The most common form of cybercrime in Sri Lanka is phishing, where users are redirected by malicious emails and links to fake webpages aimed at collecting their sensitive personal information, leading to data breaches—a significant threat for smaller enterprises in the country. Among the most common cyber scams that Sri Lankans face is the impersonation of delivery services intended to extract fees from users.
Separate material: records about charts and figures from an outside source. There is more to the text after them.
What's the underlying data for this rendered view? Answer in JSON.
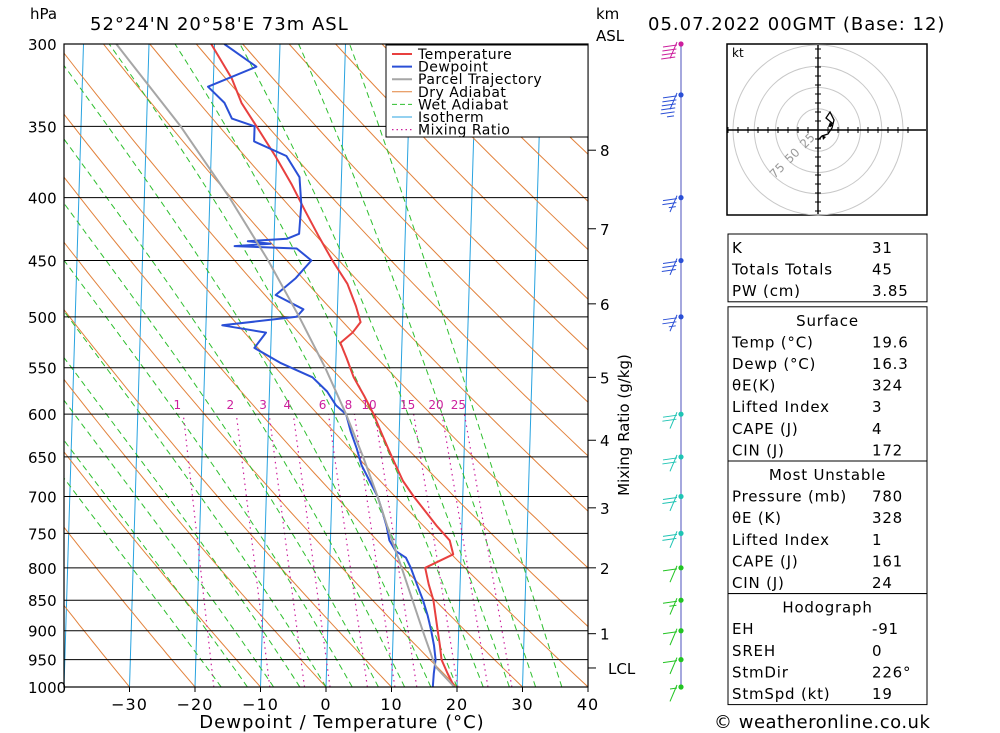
{
  "header": {
    "pressure_unit": "hPa",
    "location": "52°24'N  20°58'E  73m  ASL",
    "km_label": "km",
    "asl_label": "ASL",
    "datetime": "05.07.2022  00GMT  (Base: 12)"
  },
  "footer": {
    "credit": "© weatheronline.co.uk"
  },
  "colors": {
    "temperature": "#e8403f",
    "dewpoint": "#2a4fd6",
    "parcel": "#a6a6a6",
    "dry_adiabat": "#e2823c",
    "wet_adiabat": "#2fbf2f",
    "isotherm": "#29a3e0",
    "mixing_ratio": "#cc1f9d"
  },
  "chart_data": {
    "type": "line",
    "title": "52°24'N  20°58'E  73m  ASL",
    "xlabel": "Dewpoint / Temperature (°C)",
    "ylabel": "hPa",
    "xlim": [
      -40,
      40
    ],
    "ylim": [
      1000,
      300
    ],
    "y_scale": "log",
    "x_ticks": [
      "-30",
      "-20",
      "-10",
      "0",
      "10",
      "20",
      "30",
      "40"
    ],
    "pressure_levels": [
      "300",
      "350",
      "400",
      "450",
      "500",
      "550",
      "600",
      "650",
      "700",
      "750",
      "800",
      "850",
      "900",
      "950",
      "1000"
    ],
    "height_axis_label": "km ASL",
    "height_ticks": [
      {
        "label": "8",
        "p": 366
      },
      {
        "label": "7",
        "p": 424
      },
      {
        "label": "6",
        "p": 488
      },
      {
        "label": "5",
        "p": 560
      },
      {
        "label": "4",
        "p": 630
      },
      {
        "label": "3",
        "p": 715
      },
      {
        "label": "2",
        "p": 800
      },
      {
        "label": "1",
        "p": 905
      },
      {
        "label": "LCL",
        "p": 965
      }
    ],
    "mixing_ratio_label": "Mixing Ratio (g/kg)",
    "mixing_ratio_values": [
      "1",
      "2",
      "3",
      "4",
      "6",
      "8",
      "10",
      "15",
      "20",
      "25"
    ],
    "legend": [
      "Temperature",
      "Dewpoint",
      "Parcel Trajectory",
      "Dry Adiabat",
      "Wet Adiabat",
      "Isotherm",
      "Mixing Ratio"
    ],
    "legend_position": "top-right",
    "series": [
      {
        "name": "Temperature",
        "points": [
          [
            1000,
            19.6
          ],
          [
            975,
            18.5
          ],
          [
            950,
            17.5
          ],
          [
            925,
            17.2
          ],
          [
            900,
            16.8
          ],
          [
            875,
            16.4
          ],
          [
            850,
            16.0
          ],
          [
            825,
            15.2
          ],
          [
            800,
            14.6
          ],
          [
            780,
            18.8
          ],
          [
            760,
            18.2
          ],
          [
            740,
            16.2
          ],
          [
            720,
            14.4
          ],
          [
            700,
            12.5
          ],
          [
            680,
            10.8
          ],
          [
            660,
            9.6
          ],
          [
            640,
            8.4
          ],
          [
            620,
            7.2
          ],
          [
            600,
            6.0
          ],
          [
            580,
            4.5
          ],
          [
            560,
            2.8
          ],
          [
            540,
            1.6
          ],
          [
            525,
            0.6
          ],
          [
            515,
            2.4
          ],
          [
            505,
            3.6
          ],
          [
            490,
            2.8
          ],
          [
            470,
            1.4
          ],
          [
            450,
            -1.0
          ],
          [
            430,
            -3.2
          ],
          [
            410,
            -5.4
          ],
          [
            390,
            -7.6
          ],
          [
            370,
            -10.2
          ],
          [
            350,
            -13.2
          ],
          [
            335,
            -15.6
          ],
          [
            320,
            -17.2
          ],
          [
            300,
            -20.5
          ]
        ]
      },
      {
        "name": "Dewpoint",
        "points": [
          [
            1000,
            16.3
          ],
          [
            975,
            16.4
          ],
          [
            950,
            16.6
          ],
          [
            925,
            16.3
          ],
          [
            900,
            15.8
          ],
          [
            875,
            15.2
          ],
          [
            850,
            14.4
          ],
          [
            825,
            13.4
          ],
          [
            800,
            12.4
          ],
          [
            785,
            11.6
          ],
          [
            775,
            10.0
          ],
          [
            760,
            9.0
          ],
          [
            740,
            8.5
          ],
          [
            720,
            7.8
          ],
          [
            700,
            7.0
          ],
          [
            680,
            5.7
          ],
          [
            660,
            4.4
          ],
          [
            640,
            3.6
          ],
          [
            620,
            2.6
          ],
          [
            600,
            1.8
          ],
          [
            590,
            0.2
          ],
          [
            575,
            -1.2
          ],
          [
            560,
            -3.5
          ],
          [
            545,
            -8.5
          ],
          [
            530,
            -12.5
          ],
          [
            515,
            -10.8
          ],
          [
            508,
            -17.5
          ],
          [
            500,
            -6.2
          ],
          [
            493,
            -5.2
          ],
          [
            480,
            -9.5
          ],
          [
            465,
            -6.5
          ],
          [
            450,
            -4.2
          ],
          [
            440,
            -6.5
          ],
          [
            438,
            -16.0
          ],
          [
            436,
            -10.5
          ],
          [
            434,
            -14.0
          ],
          [
            432,
            -8.0
          ],
          [
            428,
            -6.2
          ],
          [
            405,
            -6.0
          ],
          [
            385,
            -6.4
          ],
          [
            370,
            -8.5
          ],
          [
            360,
            -13.5
          ],
          [
            350,
            -13.5
          ],
          [
            345,
            -17.0
          ],
          [
            335,
            -18.2
          ],
          [
            325,
            -20.8
          ],
          [
            313,
            -13.5
          ],
          [
            300,
            -18.5
          ]
        ]
      },
      {
        "name": "Parcel Trajectory",
        "points": [
          [
            1000,
            19.6
          ],
          [
            965,
            16.8
          ],
          [
            950,
            16.2
          ],
          [
            900,
            14.5
          ],
          [
            850,
            12.8
          ],
          [
            800,
            11.0
          ],
          [
            750,
            9.0
          ],
          [
            700,
            7.0
          ],
          [
            650,
            4.6
          ],
          [
            600,
            1.8
          ],
          [
            550,
            -1.6
          ],
          [
            500,
            -5.8
          ],
          [
            450,
            -10.8
          ],
          [
            400,
            -17.0
          ],
          [
            350,
            -24.8
          ],
          [
            300,
            -35.0
          ]
        ]
      }
    ]
  },
  "wind_profile": {
    "unit": "kt",
    "levels": [
      {
        "p": 300,
        "speed": 40
      },
      {
        "p": 330,
        "speed": 55
      },
      {
        "p": 400,
        "speed": 25
      },
      {
        "p": 450,
        "speed": 30
      },
      {
        "p": 500,
        "speed": 25
      },
      {
        "p": 600,
        "speed": 20
      },
      {
        "p": 650,
        "speed": 20
      },
      {
        "p": 700,
        "speed": 20
      },
      {
        "p": 750,
        "speed": 20
      },
      {
        "p": 800,
        "speed": 10
      },
      {
        "p": 850,
        "speed": 15
      },
      {
        "p": 900,
        "speed": 10
      },
      {
        "p": 950,
        "speed": 10
      },
      {
        "p": 1000,
        "speed": 5
      }
    ]
  },
  "hodograph": {
    "unit_label": "kt",
    "ring_labels": [
      "25",
      "50",
      "75"
    ]
  },
  "indices": {
    "basic": [
      {
        "name": "K",
        "value": "31"
      },
      {
        "name": "Totals Totals",
        "value": "45"
      },
      {
        "name": "PW (cm)",
        "value": "3.85"
      }
    ],
    "surface": {
      "title": "Surface",
      "rows": [
        {
          "name": "Temp (°C)",
          "value": "19.6"
        },
        {
          "name": "Dewp (°C)",
          "value": "16.3"
        },
        {
          "name": "θE(K)",
          "value": "324"
        },
        {
          "name": "Lifted Index",
          "value": "3"
        },
        {
          "name": "CAPE (J)",
          "value": "4"
        },
        {
          "name": "CIN (J)",
          "value": "172"
        }
      ]
    },
    "most_unstable": {
      "title": "Most Unstable",
      "rows": [
        {
          "name": "Pressure (mb)",
          "value": "780"
        },
        {
          "name": "θE (K)",
          "value": "328"
        },
        {
          "name": "Lifted Index",
          "value": "1"
        },
        {
          "name": "CAPE (J)",
          "value": "161"
        },
        {
          "name": "CIN (J)",
          "value": "24"
        }
      ]
    },
    "hodograph": {
      "title": "Hodograph",
      "rows": [
        {
          "name": "EH",
          "value": "-91"
        },
        {
          "name": "SREH",
          "value": "0"
        },
        {
          "name": "StmDir",
          "value": "226°"
        },
        {
          "name": "StmSpd (kt)",
          "value": "19"
        }
      ]
    }
  }
}
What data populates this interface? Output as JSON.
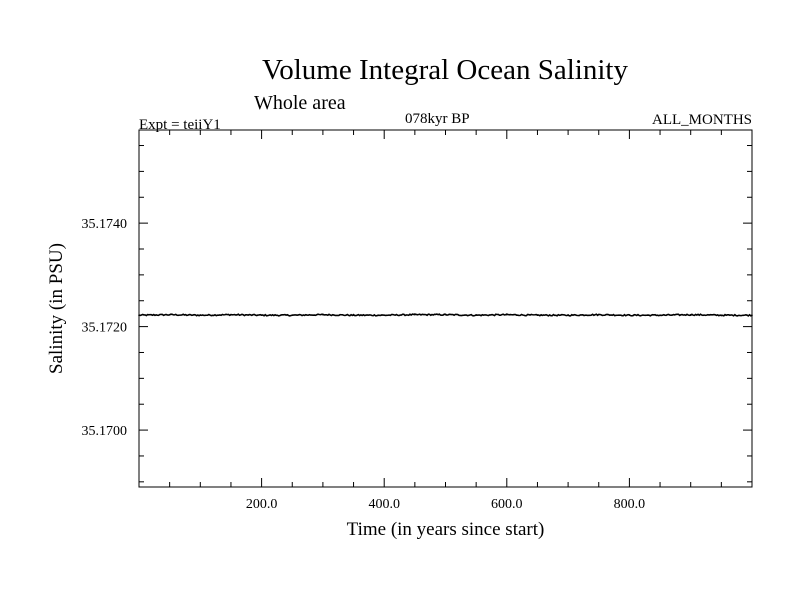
{
  "header": {
    "title": "Volume Integral Ocean Salinity",
    "subtitle": "Whole area",
    "experiment": "Expt = teiiY1",
    "period": "078kyr BP",
    "months": "ALL_MONTHS"
  },
  "chart_data": {
    "type": "line",
    "title": "Volume Integral Ocean Salinity",
    "subtitle": "Whole area",
    "xlabel": "Time (in years since start)",
    "ylabel": "Salinity (in PSU)",
    "xlim": [
      0,
      1000
    ],
    "ylim": [
      35.1689,
      35.1758
    ],
    "x_ticks": [
      200,
      400,
      600,
      800
    ],
    "x_tick_labels": [
      "200.0",
      "400.0",
      "600.0",
      "800.0"
    ],
    "y_ticks": [
      35.17,
      35.172,
      35.174
    ],
    "y_tick_labels": [
      "35.1700",
      "35.1720",
      "35.1740"
    ],
    "grid": false,
    "series": [
      {
        "color": "#000000",
        "x": [
          0,
          50,
          100,
          150,
          200,
          250,
          300,
          350,
          400,
          450,
          500,
          550,
          600,
          650,
          700,
          750,
          800,
          850,
          900,
          950,
          1000
        ],
        "values": [
          35.17222,
          35.17223,
          35.17222,
          35.17223,
          35.17222,
          35.17222,
          35.17223,
          35.17222,
          35.17222,
          35.17223,
          35.17223,
          35.17222,
          35.17223,
          35.17222,
          35.17222,
          35.17223,
          35.17222,
          35.17222,
          35.17223,
          35.17222,
          35.17222
        ]
      }
    ]
  }
}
Incidents that facilitate hacking on platforms like Facebook and LinkedIn are also common, where social media logins are stolen to send fraudulent messages requesting money or advance payments for services.

These pressing issues require a concerted and continued effort to strengthen cybersecurity frameworks and regulatory mechanisms. Through the government’s various efforts and regional initiatives such as the APAC Cybersecurity Fund, the country’s cybersecurity ecosystem will be strengthened by equipping micro and small businesses, nonprofits, and social enterprises with the skills to navigate the internet safely and confidently.